A aplicação do ciclo Miller é antiga. O primeiro modelo moderno a usá-lo foi o Mazda Millenia, de 1995, mas a Audi está trazendo a estratégia de volta. E com ímpeto: seu novo motor 2.0 usa o sistema, ainda que a marca diga que o aperfeiçoou. Tanto que a Audi o rebatizou de “ciclo B”. E ele está sob o capô de um dos modelos mais importantes da empresa: o A4 de nova geração, chamado internamente de B9.

Audi-TFSI-20-Miller

Entre os aperfeiçoamentos, a marca cita um tempo de admissão reduzido (ângulo virabrequim, ou de manivela, de 140º, contra 190º a 200º dos motores comuns), pressão mais alta do turbo (que garante carga ótima de cilindro, apesar do menor tempo de abertura), fechamento mais rápido das válvulas de admissão (que diminui a pressão média) e a injeção adicional de combustível em cargas parciais. Com isso, o motor 2.0 TFSI pode ter 190 cv ou 252 cv, ambos com o tal ciclo B. No A4, ele apresenta consumo de 20,8 km/l em ciclo misto.

Neste campo, a Toyota também conseguiu um avanço substancial. Seu sistema de variação de abertura de válvulas permite que seu novo motor 1.2 turbo, disponível na Europa, trabalhe com ciclo Otto ou Atkinson. Na verdade, por ser turbinado, o ciclo é Miller. Veja abaixo o belíssimo vídeo da marca para apresentar sua pequena joia.

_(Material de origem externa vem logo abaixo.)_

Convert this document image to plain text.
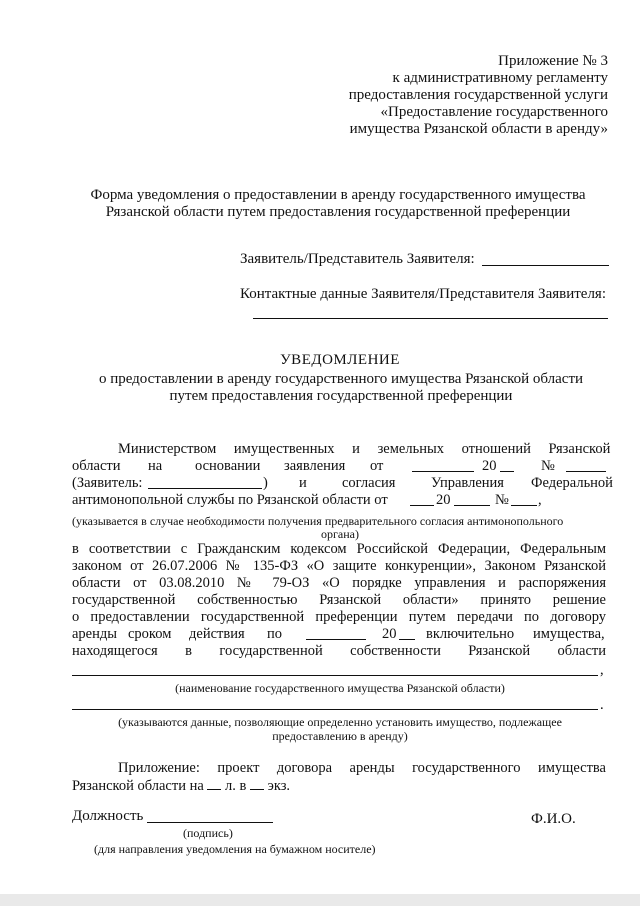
Приложение № 3
к административному регламенту
предоставления государственной услуги
«Предоставление государственного
имущества Рязанской области в аренду»
Форма уведомления о предоставлении в аренду государственного имущества
Рязанской области путем предоставления государственной преференции
Заявитель/Представитель Заявителя:
Контактные данные Заявителя/Представителя Заявителя:
УВЕДОМЛЕНИЕ
о предоставлении в аренду государственного имущества Рязанской области
путем предоставления государственной преференции
Министерством имущественных и земельных отношений Рязанской
области на основании заявления от	20	№
(Заявитель:	) и согласия Управления Федеральной
антимонопольной службы по Рязанской области от	20	№ ,
(указывается в случае необходимости получения предварительного согласия антимонопольного
органа)
в соответствии с Гражданским кодексом Российской Федерации, Федеральным
законом от 26.07.2006 № 135-ФЗ «О защите конкуренции», Законом Рязанской
области от 03.08.2010 № 79-ОЗ «О порядке управления и распоряжения
государственной собственностью Рязанской области» принято решение
о предоставлении государственной преференции путем передачи по договору
аренды сроком действия по	20 включительно имущества,
находящегося в государственной собственности Рязанской области
,
(наименование государственного имущества Рязанской области)
.
(указываются данные, позволяющие определенно установить имущество, подлежащее
предоставлению в аренду)
Приложение: проект договора аренды государственного имущества
Рязанской области на л. в экз.
Должность
(подпись)
Ф.И.О.
(для направления уведомления на бумажном носителе)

Pode até ser que o motor a combustão esteja com seus dias contados, mas a variedade de novas tecnologias para torná-lo mais eficiente mostra que ele ainda tem muita lenha para queimar. Em especial com ciclos ainda não aplicados, como o seis-tempos e o HCCI, dos quais vamos falar em um post mais adiante.